Dr. Chavan has been organising blood donation camps, tuberculosis detection camps and other medical programmes by visiting the villages and tribal hamlets in Palghar district. On the other hand, his wife, who is a wildlife lover, rescues snakes in her spare time, and also creates awareness on venomous and non-venomous snakes in tribal areas, and how to avoid snake-bite incidents.
Dr. Rajendra Chavan
In 1990, Dr. Chavan, who is a gynecologist by profession with the state-run JJ Hospital, had gone on a visit to the tribal hamlets in Palghar district. After looking at the acute shortage of medical facilities in this rural belt, he decided to quit his job and, in 1992, settled in Palghar, along with his wife, and started providing basic medical facilities to the needy.

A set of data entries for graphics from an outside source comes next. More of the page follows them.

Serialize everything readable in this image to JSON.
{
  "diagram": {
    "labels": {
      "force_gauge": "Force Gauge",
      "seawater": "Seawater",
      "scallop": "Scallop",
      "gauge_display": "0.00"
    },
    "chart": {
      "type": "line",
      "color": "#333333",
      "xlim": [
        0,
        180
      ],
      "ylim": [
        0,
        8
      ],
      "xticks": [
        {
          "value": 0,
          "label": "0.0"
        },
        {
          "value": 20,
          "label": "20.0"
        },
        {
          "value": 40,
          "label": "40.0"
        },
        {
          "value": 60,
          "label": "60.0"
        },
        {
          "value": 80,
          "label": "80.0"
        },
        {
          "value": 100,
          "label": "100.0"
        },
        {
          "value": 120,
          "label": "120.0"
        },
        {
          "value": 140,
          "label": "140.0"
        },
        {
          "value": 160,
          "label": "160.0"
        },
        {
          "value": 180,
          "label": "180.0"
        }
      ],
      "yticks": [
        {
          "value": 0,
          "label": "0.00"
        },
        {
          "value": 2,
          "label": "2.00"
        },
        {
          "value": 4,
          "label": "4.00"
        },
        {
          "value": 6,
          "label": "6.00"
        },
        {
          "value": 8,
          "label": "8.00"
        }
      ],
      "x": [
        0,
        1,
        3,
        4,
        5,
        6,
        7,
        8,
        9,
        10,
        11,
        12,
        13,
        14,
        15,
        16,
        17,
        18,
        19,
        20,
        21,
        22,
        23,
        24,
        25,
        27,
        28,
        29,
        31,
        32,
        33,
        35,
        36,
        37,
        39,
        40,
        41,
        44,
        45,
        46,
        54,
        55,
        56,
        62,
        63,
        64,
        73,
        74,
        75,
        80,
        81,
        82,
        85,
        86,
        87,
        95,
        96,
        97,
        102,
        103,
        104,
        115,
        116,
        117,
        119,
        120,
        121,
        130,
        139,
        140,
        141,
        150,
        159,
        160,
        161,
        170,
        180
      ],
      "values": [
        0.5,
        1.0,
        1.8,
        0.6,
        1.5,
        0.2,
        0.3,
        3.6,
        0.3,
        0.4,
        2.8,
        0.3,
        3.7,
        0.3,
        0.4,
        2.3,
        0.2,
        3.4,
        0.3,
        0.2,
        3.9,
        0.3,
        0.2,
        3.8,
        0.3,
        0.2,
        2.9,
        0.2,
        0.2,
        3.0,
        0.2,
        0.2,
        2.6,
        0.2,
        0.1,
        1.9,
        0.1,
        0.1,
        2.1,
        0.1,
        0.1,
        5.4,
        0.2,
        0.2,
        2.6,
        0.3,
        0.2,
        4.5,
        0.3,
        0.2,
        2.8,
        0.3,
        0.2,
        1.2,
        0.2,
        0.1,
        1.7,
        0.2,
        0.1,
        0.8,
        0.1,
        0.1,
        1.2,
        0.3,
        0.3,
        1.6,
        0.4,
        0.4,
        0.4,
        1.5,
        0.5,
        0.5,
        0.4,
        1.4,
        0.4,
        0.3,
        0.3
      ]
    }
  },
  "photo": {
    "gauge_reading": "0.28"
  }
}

But, the task wasn’t easy. Due to lack of education, there were lots of misbeliefs in the minds of the tribals. However, they did not give up.
“My mother was not educated, and she always wanted me to become a doctor and help the society. So, from childhood itself, I started taking efforts and finally became a doctor. I wanted to help people in the rural areas, and so I started working in Palghar district by setting up a clinic and then a hospital,” said Dr. Chavan.
Dr. Chavan has been felicitated by the government multiple times for his efforts. Dr. Chavan has also been working on the subject of maternal and child health, and is also a government laparoscopy surgeon.
For more than 24 years now, the husband-wife duo has been doing social work in Palghar. “My husband always believed that we as humans should try and give back to society. So, we choose to settle in Palghar, and help the people with whatever little we could,” said Vaishali.
She went on to add, “Till date, we have has organised 800 blood camps, and have collected 40,000 blood bags individually from rural areas. In order to save lives, we even started the ‘Maharashtra Blood Bank’, which has provided blood to more than 10,000 needy patients.”
On her passion for wildlife, Vaishali added, “Snakes have always fascinated me but these beautiful creatures are widely misunderstood and there is a general tenancy to kill them as a safety measure in rural areas as well as in city. So, I stated rescuing snakes and creating awareness among people.”